During further discussion, it was noted by staffers from the Mayor’s Office of Housing that passing the legislation would not bar the nonprofit from eligibility to work for the rent relief program after further review. Supervisors Myrna Melgar and Ahsha Safai expressed concern over the airing of the internal dispute, with Melgar commenting that it made her “deeply uncomfortable… it’s a mistake to have those dynamics be part of the process.” 

The board also approved a resolution approving a $1.8 million settlement by the city with former planning commissioner Dennis Richards and partners. Richards alleged in a lawsuit that the scandal-plagued Department of Building Inspection launched retaliatory inspections and permit revocations against an investment property he was selling after he publicly criticized the agency. 

The case became heated enough that Richards told DBI employees to “go fuck themselves” at a December 2019 Board of Appeals hearing.
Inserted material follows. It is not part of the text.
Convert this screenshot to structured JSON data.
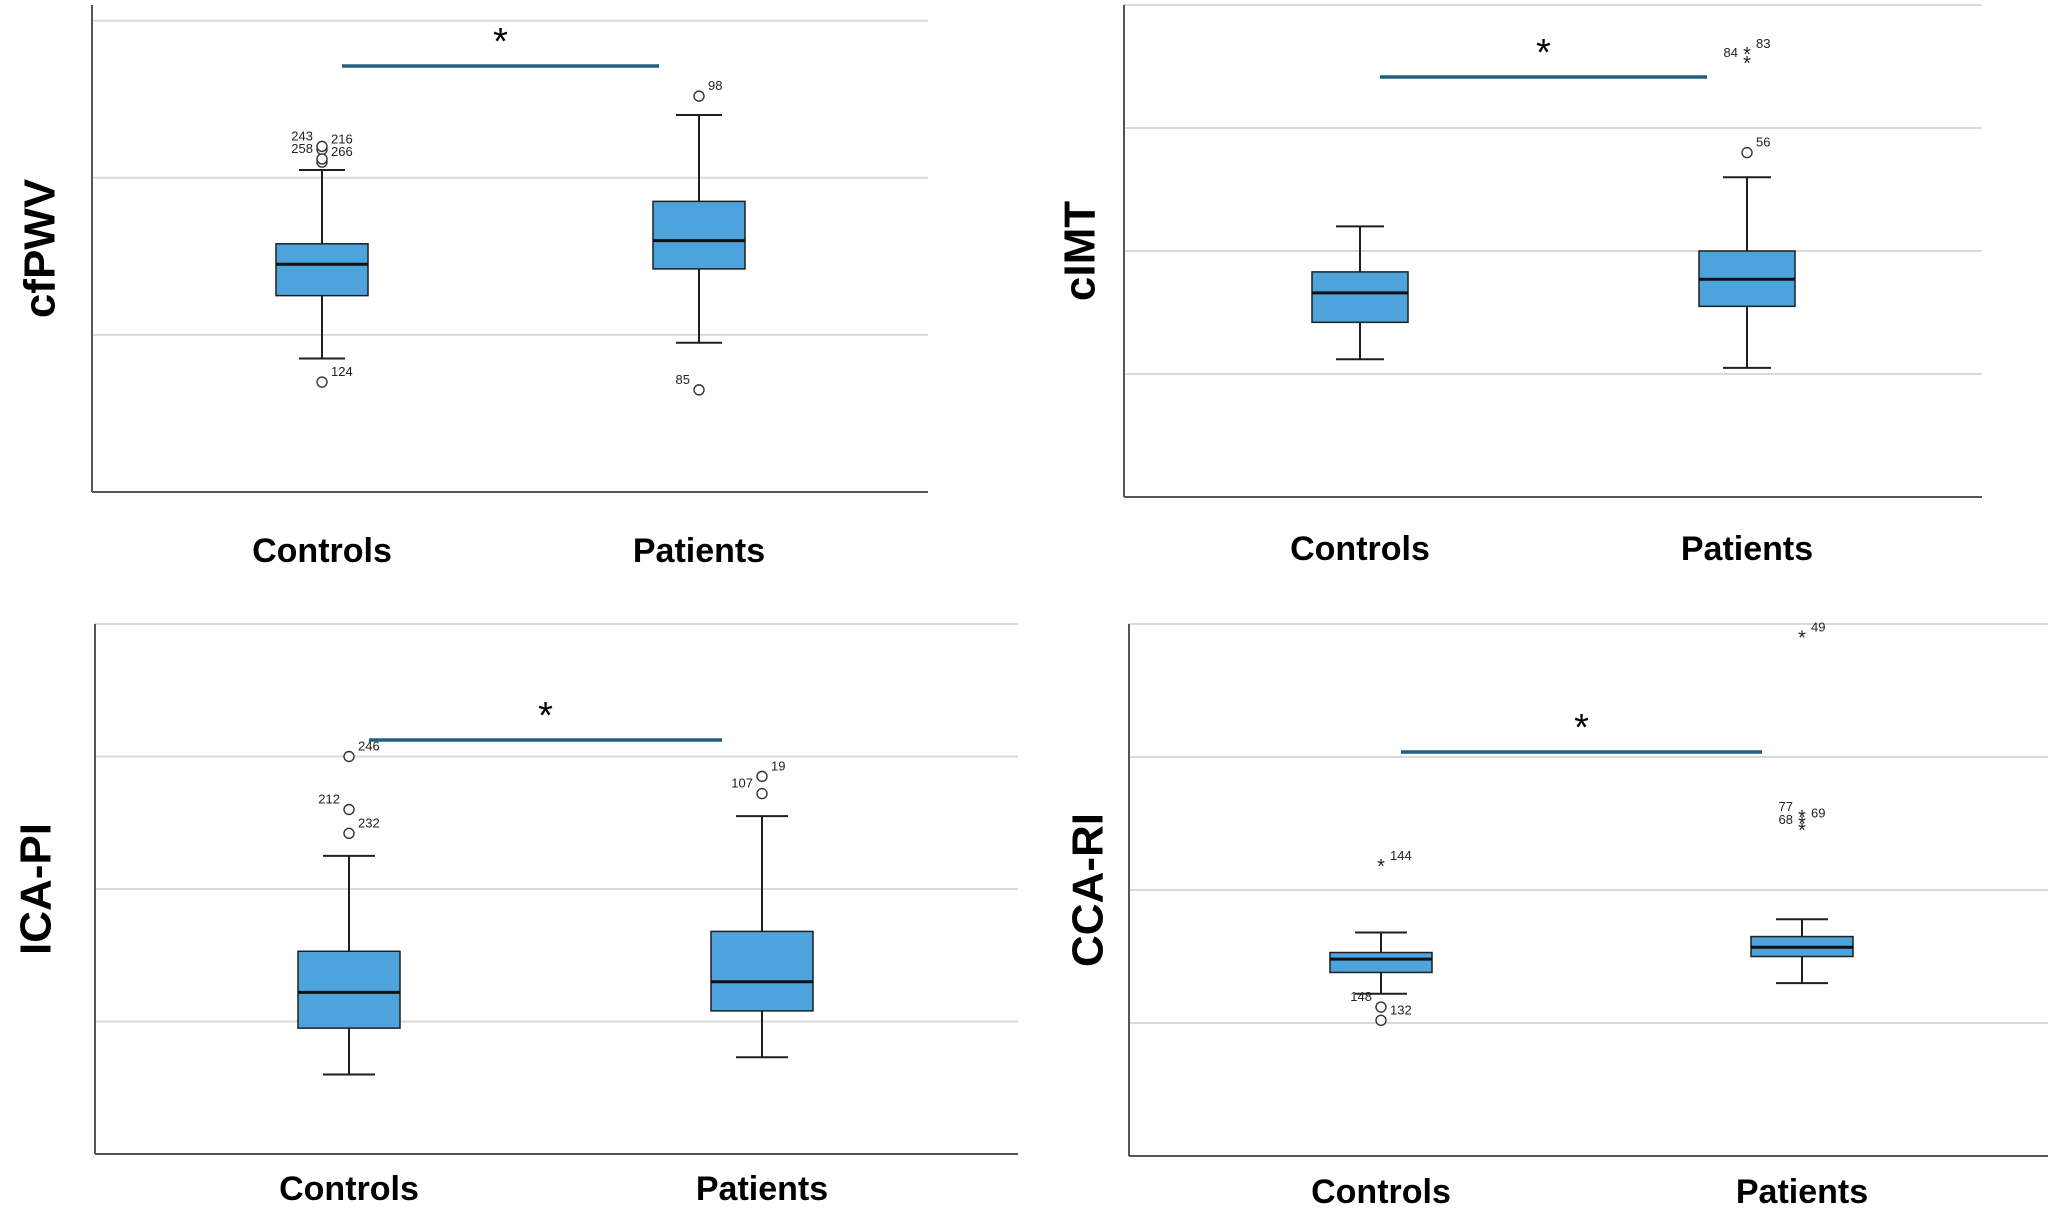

It also produced allegations that he had used tenant buyouts to expedite the sale of another property while serving as a commissioner. Richards would eventually resign from the commission over the controversy. 

Before voting, Melgar recused herself from the vote, citing her service as president of the Planning Commission during the period Richards served and resigned, and noting she had “strong feelings” on the matter. The supervisors signed off on the settlement by a vote of 10-0. Richards and his partners had originally sought $12 million. 

Also passed was a non-binding resolution sponsored by Supervisor Aaron Peskin urging Assessor-Recorder Joaquin Torres to make all information regarding property transactions in the city available on the web at no cost. As we recently reported, Peskin had introduced similar resolutions upon the swearing in of previous Assessor-Recorders, whose office currently requires members of the public wanting to examine property transactions to physically come to City Hall and use in-house terminals to view the information—paying $3 per page for any printouts they want. 

Roll Call was dominated by hearing requests, though there were two substantive pieces of legislation introduced. Melgar introduced legislation amending the city’s ordinance on Ellis Act evictions, raising the tenant relocation payments to $10,000, and harmonizing language with recent amendments to state law. Supervisor Matt Haney introduced legislation to simplify certain zoning rules in the SoMa in benefit of small businesses. 

Meanwhile, Peskin highlighted recent revelations at the Department of the Environment of solicitation of behested payments from Recology in possible connection with a pending landfill contract, deeming them “more than deeply disturbing,” in requesting a hearing on contracting practices at the department. 

Preston requested a hearing on the recently released recommendations of the Housing Stability Fund Oversight Board, which oversees use of fund revenues in part derived from Proposition I, the surtax on multi-million dollar property sales approved by voters in 2020. 

This may mean a rerun of the fight between Mayor Breed and the supervisors over how to use those funds, which technically are from a general tax and should go to the city’s general fund. In the Summer of 2021 Breed wanted to use the funds to address homelessness and other pressing issues exacerbated by the Covid-19 pandemic. Supervisors overrode her veto of a resolution to dedicate the funds to rent relief and social housing programs.

Citing a recent shooting at Alice Chalmers Playground and a recent study by a labor advocacy group on violent crimes against fast-food workers, Safai requested hearings on safety at the city’s fast-food establishments, as well as on public safety strategies for the city’s parks, including the installation of security cameras and the hiring of more Park Patrol officers.